BAUM e.V. hat einen Vergleich der drei Nachhaltigkeitsmanagement-Instrumente ÖKOPROFIT, EMAS und We Impact veröffentlicht. Anlass genug, die drei Systeme und ihr Zusammenspiel genauer einzuordnen.

Drei Instrumente, unterschiedliche Schwerpunkte

ÖKOPROFIT ist ein seit den 1990er Jahren etabliertes Kooperationsprojekt zwischen Kommunen und lokaler Wirtschaft. Es richtet sich an Organisationen, die erste Schritte im betrieblichen Umweltschutz gehen wollen, und legt zentrale Bausteine eines Umweltmanagementsystems. 2023 erkannte die Europäische Union ÖKOPROFIT als Teil von EMAS an. Damit deckt ein etabliertes ÖKOPROFIT-Umweltmanagement laut BAUM e.V. rund die Hälfte der EMAS-Anforderungen ab.

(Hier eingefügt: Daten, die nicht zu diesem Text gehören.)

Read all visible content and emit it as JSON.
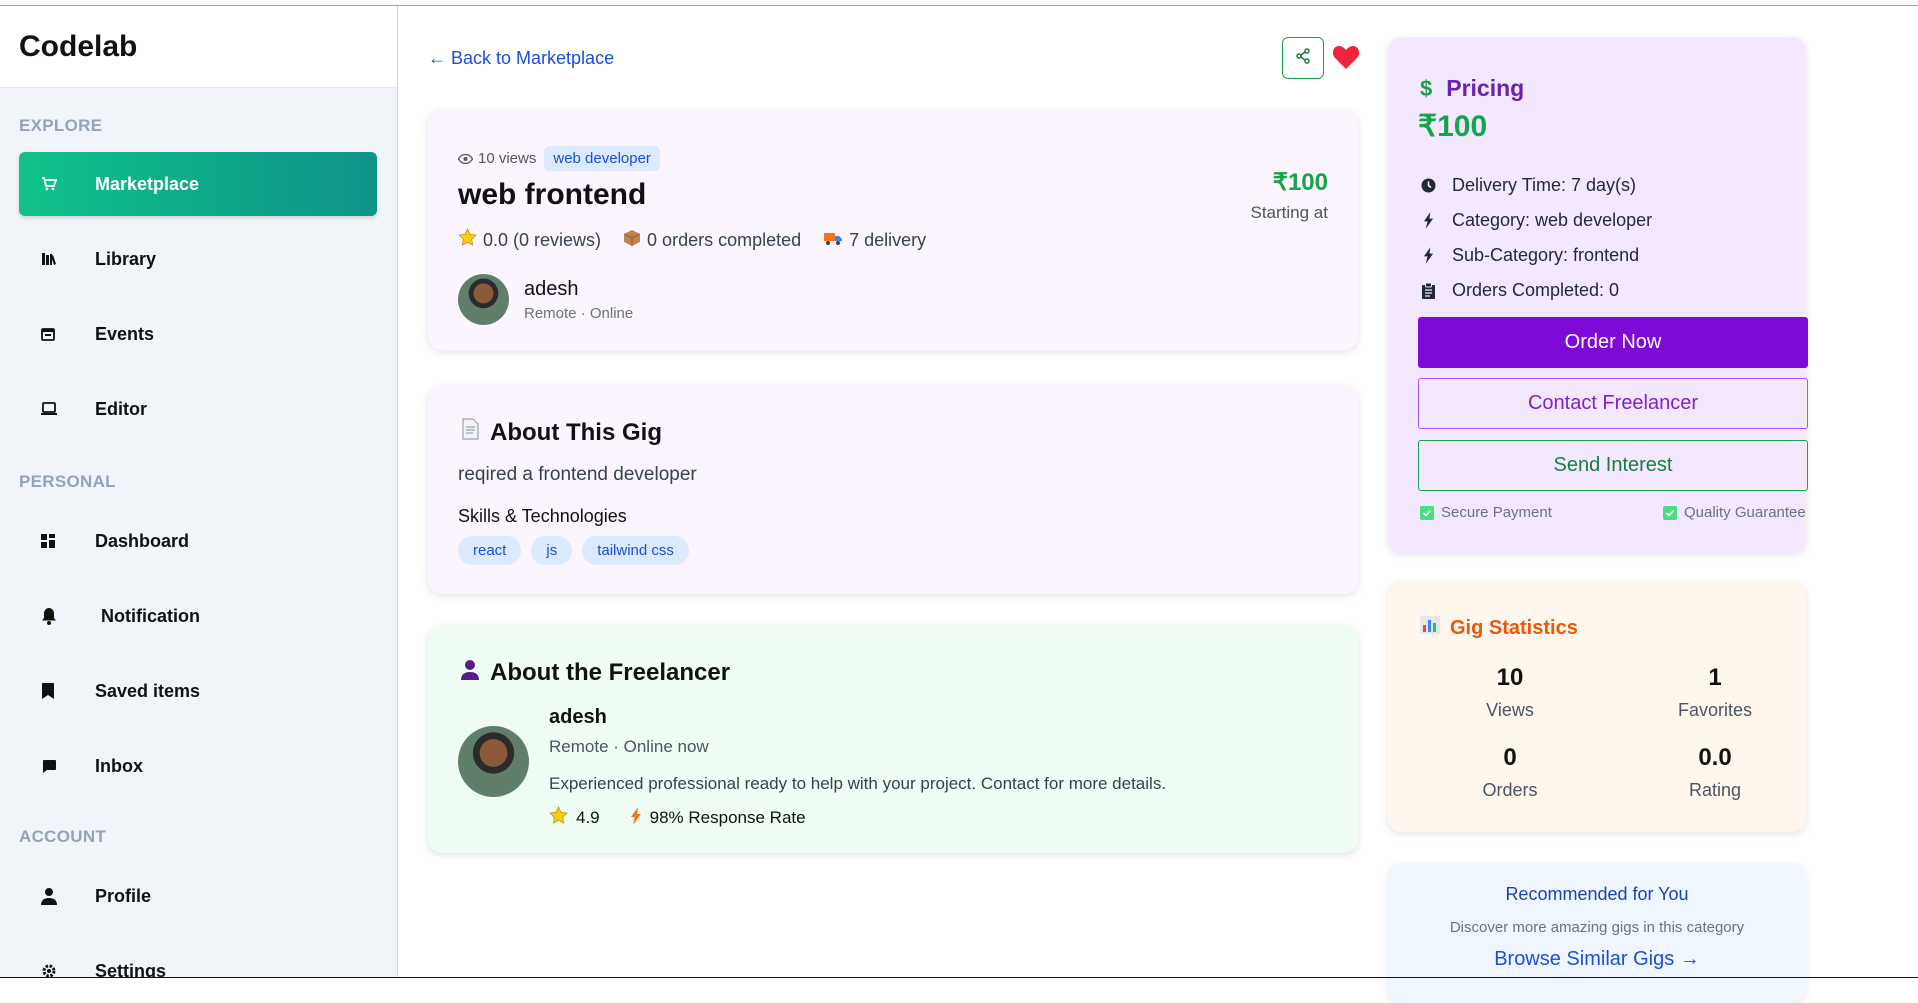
{
  "app": {
    "logo": "Codelab"
  },
  "sidebar": {
    "sections": [
      {
        "title": "EXPLORE"
      },
      {
        "title": "PERSONAL"
      },
      {
        "title": "ACCOUNT"
      }
    ],
    "items": [
      {
        "label": "Marketplace",
        "icon": "cart-icon",
        "active": true
      },
      {
        "label": "Library",
        "icon": "library-icon"
      },
      {
        "label": "Events",
        "icon": "calendar-icon"
      },
      {
        "label": "Editor",
        "icon": "laptop-icon"
      },
      {
        "label": "Dashboard",
        "icon": "dashboard-icon"
      },
      {
        "label": "Notification",
        "icon": "bell-icon"
      },
      {
        "label": "Saved items",
        "icon": "bookmark-icon"
      },
      {
        "label": "Inbox",
        "icon": "chat-icon"
      },
      {
        "label": "Profile",
        "icon": "user-icon"
      },
      {
        "label": "Settings",
        "icon": "gear-icon"
      }
    ]
  },
  "main": {
    "back_link": "← Back to Marketplace",
    "gig": {
      "views": "10 views",
      "tag": "web developer",
      "title": "web frontend",
      "rating": "0.0 (0 reviews)",
      "orders": "0 orders completed",
      "delivery": "7 delivery",
      "seller_name": "adesh",
      "seller_sub": "Remote · Online",
      "price": "₹100",
      "price_sub": "Starting at"
    },
    "about_gig": {
      "heading": "About This Gig",
      "description": "reqired a frontend developer",
      "skills_title": "Skills & Technologies",
      "skills": [
        "react",
        "js",
        "tailwind css"
      ]
    },
    "freelancer": {
      "heading": "About the Freelancer",
      "name": "adesh",
      "sub": "Remote · Online now",
      "description": "Experienced professional ready to help with your project. Contact for more details.",
      "rating": "4.9",
      "response_rate": "98% Response Rate"
    }
  },
  "pricing": {
    "heading": "Pricing",
    "price": "₹100",
    "rows": [
      {
        "label": "Delivery Time: 7 day(s)",
        "icon": "clock-icon"
      },
      {
        "label": "Category: web developer",
        "icon": "bolt-icon"
      },
      {
        "label": "Sub-Category: frontend",
        "icon": "bolt-icon"
      },
      {
        "label": "Orders Completed: 0",
        "icon": "clipboard-icon"
      }
    ],
    "order_button": "Order Now",
    "contact_button": "Contact Freelancer",
    "interest_button": "Send Interest",
    "secure": "Secure Payment",
    "quality": "Quality Guarantee"
  },
  "statistics": {
    "heading": "Gig Statistics",
    "views_value": "10",
    "views_label": "Views",
    "favorites_value": "1",
    "favorites_label": "Favorites",
    "orders_value": "0",
    "orders_label": "Orders",
    "rating_value": "0.0",
    "rating_label": "Rating"
  },
  "recommended": {
    "title": "Recommended for You",
    "subtitle": "Discover more amazing gigs in this category",
    "link": "Browse Similar Gigs →"
  },
  "colors": {
    "accent_green": "#16a34a",
    "brand_purple": "#7e0ad7",
    "sidebar_active": "#10c28a",
    "heart": "#ef233c"
  }
}
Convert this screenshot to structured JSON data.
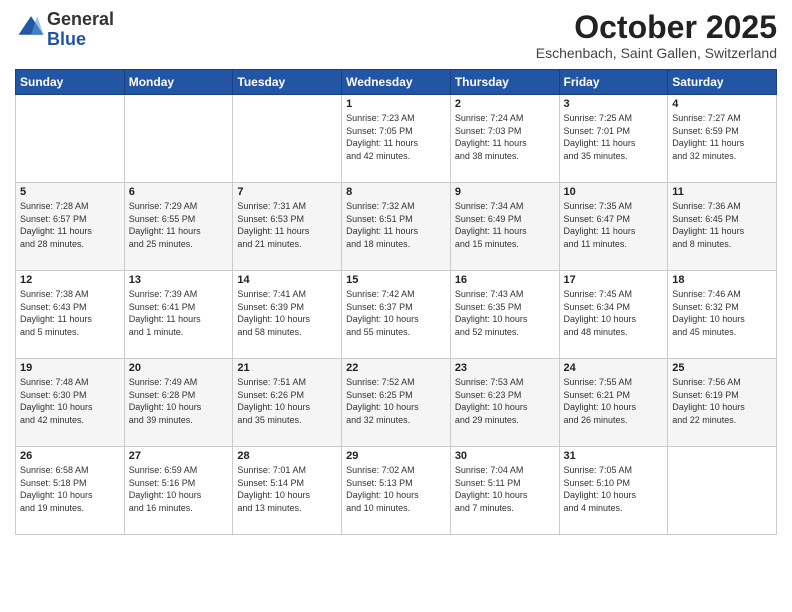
{
  "header": {
    "logo_general": "General",
    "logo_blue": "Blue",
    "month": "October 2025",
    "location": "Eschenbach, Saint Gallen, Switzerland"
  },
  "days_of_week": [
    "Sunday",
    "Monday",
    "Tuesday",
    "Wednesday",
    "Thursday",
    "Friday",
    "Saturday"
  ],
  "weeks": [
    [
      {
        "day": "",
        "info": ""
      },
      {
        "day": "",
        "info": ""
      },
      {
        "day": "",
        "info": ""
      },
      {
        "day": "1",
        "info": "Sunrise: 7:23 AM\nSunset: 7:05 PM\nDaylight: 11 hours\nand 42 minutes."
      },
      {
        "day": "2",
        "info": "Sunrise: 7:24 AM\nSunset: 7:03 PM\nDaylight: 11 hours\nand 38 minutes."
      },
      {
        "day": "3",
        "info": "Sunrise: 7:25 AM\nSunset: 7:01 PM\nDaylight: 11 hours\nand 35 minutes."
      },
      {
        "day": "4",
        "info": "Sunrise: 7:27 AM\nSunset: 6:59 PM\nDaylight: 11 hours\nand 32 minutes."
      }
    ],
    [
      {
        "day": "5",
        "info": "Sunrise: 7:28 AM\nSunset: 6:57 PM\nDaylight: 11 hours\nand 28 minutes."
      },
      {
        "day": "6",
        "info": "Sunrise: 7:29 AM\nSunset: 6:55 PM\nDaylight: 11 hours\nand 25 minutes."
      },
      {
        "day": "7",
        "info": "Sunrise: 7:31 AM\nSunset: 6:53 PM\nDaylight: 11 hours\nand 21 minutes."
      },
      {
        "day": "8",
        "info": "Sunrise: 7:32 AM\nSunset: 6:51 PM\nDaylight: 11 hours\nand 18 minutes."
      },
      {
        "day": "9",
        "info": "Sunrise: 7:34 AM\nSunset: 6:49 PM\nDaylight: 11 hours\nand 15 minutes."
      },
      {
        "day": "10",
        "info": "Sunrise: 7:35 AM\nSunset: 6:47 PM\nDaylight: 11 hours\nand 11 minutes."
      },
      {
        "day": "11",
        "info": "Sunrise: 7:36 AM\nSunset: 6:45 PM\nDaylight: 11 hours\nand 8 minutes."
      }
    ],
    [
      {
        "day": "12",
        "info": "Sunrise: 7:38 AM\nSunset: 6:43 PM\nDaylight: 11 hours\nand 5 minutes."
      },
      {
        "day": "13",
        "info": "Sunrise: 7:39 AM\nSunset: 6:41 PM\nDaylight: 11 hours\nand 1 minute."
      },
      {
        "day": "14",
        "info": "Sunrise: 7:41 AM\nSunset: 6:39 PM\nDaylight: 10 hours\nand 58 minutes."
      },
      {
        "day": "15",
        "info": "Sunrise: 7:42 AM\nSunset: 6:37 PM\nDaylight: 10 hours\nand 55 minutes."
      },
      {
        "day": "16",
        "info": "Sunrise: 7:43 AM\nSunset: 6:35 PM\nDaylight: 10 hours\nand 52 minutes."
      },
      {
        "day": "17",
        "info": "Sunrise: 7:45 AM\nSunset: 6:34 PM\nDaylight: 10 hours\nand 48 minutes."
      },
      {
        "day": "18",
        "info": "Sunrise: 7:46 AM\nSunset: 6:32 PM\nDaylight: 10 hours\nand 45 minutes."
      }
    ],
    [
      {
        "day": "19",
        "info": "Sunrise: 7:48 AM\nSunset: 6:30 PM\nDaylight: 10 hours\nand 42 minutes."
      },
      {
        "day": "20",
        "info": "Sunrise: 7:49 AM\nSunset: 6:28 PM\nDaylight: 10 hours\nand 39 minutes."
      },
      {
        "day": "21",
        "info": "Sunrise: 7:51 AM\nSunset: 6:26 PM\nDaylight: 10 hours\nand 35 minutes."
      },
      {
        "day": "22",
        "info": "Sunrise: 7:52 AM\nSunset: 6:25 PM\nDaylight: 10 hours\nand 32 minutes."
      },
      {
        "day": "23",
        "info": "Sunrise: 7:53 AM\nSunset: 6:23 PM\nDaylight: 10 hours\nand 29 minutes."
      },
      {
        "day": "24",
        "info": "Sunrise: 7:55 AM\nSunset: 6:21 PM\nDaylight: 10 hours\nand 26 minutes."
      },
      {
        "day": "25",
        "info": "Sunrise: 7:56 AM\nSunset: 6:19 PM\nDaylight: 10 hours\nand 22 minutes."
      }
    ],
    [
      {
        "day": "26",
        "info": "Sunrise: 6:58 AM\nSunset: 5:18 PM\nDaylight: 10 hours\nand 19 minutes."
      },
      {
        "day": "27",
        "info": "Sunrise: 6:59 AM\nSunset: 5:16 PM\nDaylight: 10 hours\nand 16 minutes."
      },
      {
        "day": "28",
        "info": "Sunrise: 7:01 AM\nSunset: 5:14 PM\nDaylight: 10 hours\nand 13 minutes."
      },
      {
        "day": "29",
        "info": "Sunrise: 7:02 AM\nSunset: 5:13 PM\nDaylight: 10 hours\nand 10 minutes."
      },
      {
        "day": "30",
        "info": "Sunrise: 7:04 AM\nSunset: 5:11 PM\nDaylight: 10 hours\nand 7 minutes."
      },
      {
        "day": "31",
        "info": "Sunrise: 7:05 AM\nSunset: 5:10 PM\nDaylight: 10 hours\nand 4 minutes."
      },
      {
        "day": "",
        "info": ""
      }
    ]
  ]
}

EMAS, das europäische Umweltmanagementsystem, geht darüber hinaus. Es deckt alle Anforderungen der Umweltmanagementnorm ISO 14001 ab und legt zusätzlichen Fokus auf Rechtskonformität im Umweltrecht, den Austausch mit interessierten Parteien und die öffentliche Kommunikation der Umweltleistung. Die Validierung erfolgt durch staatlich zugelassene Umweltgutachter:innen.

We Impact basiert auf EMAS und erweitert den Blick: Neben Umweltaspekten (E) werden auch soziale Aspekte (S) und Governance (G) systematisch in ein integriertes Managementsystem überführt. Damit adressiert We Impact alle drei ESG-Dimensionen. We Impact richtet sich an Organisationen aller Größen, Branchen und Rechtsformen.

Verschiedene Wege, ein Ziel

Wie BAUM e.V. herausarbeitet, greifen die drei Systeme eng ineinander. Organisationen können ihr Nachhaltigkeitsmanagement schrittweise von ÖKOPROFIT über EMAS zu We Impact entwickeln. Ebenso ist ein direkter Einstieg möglich, je nach Ausgangslage und Ambition.

We Impact ist zweistufig aufgebaut. Stufe 1 ermöglicht einen kompakten Einstieg ins systematische Nachhaltigkeitsmanagement, auch für Organisationen ohne Vorerfahrung. Sie schafft die Grundlagen für ein belastbares Nachhaltigkeitsmanagement und bereitet auf die Erstellung eines Nachhaltigkeitsberichts auf Basis des VSME-Standards vor. Die Prüfung erfolgt durch zugelassene Impact-Auditor:innen. Stufe 2 integriert EMAS vollständig und erweitert es um soziale und Governance-Aspekte. Die Prüfung erfolgt hier durch EMAS-Umweltgutachter:innen mit We Impact Zusatzqualifikation. Organisationen können je nach Ausgangslage mit Stufe 1 oder direkt mit Stufe 2 starten.

Warum das gerade jetzt relevant ist

Mit dem Omnibus-Paket der EU sind seit März 2026 die CSRD-Berichtspflichten auf Organisationen mit mehr als 1.000 Beschäftigten und 450 Mio. Euro Umsatz beschränkt. Für die große Mehrheit der Organisationen entfällt damit die direkte Pflicht zur Nachhaltigkeitsberichterstattung. Gleichzeitig bleiben die Anforderungen aus der Wertschöpfungskette bestehen: Geschäftspartner, Banken und Kunden fragen weiterhin nach belastbaren ESG-Daten. Der freiwillige VSME-Standard entwickelt sich dabei zum zentralen Rahmen für die Nachhaltigkeitsberichterstattung kleinerer Organisationen.

Wer Nachhaltigkeit als Managementaufgabe strukturiert angeht, schafft sich eine solide Grundlage für fundierte Entscheidungen, bessere Steuerung und glaubwürdige Kommunikation nach außen.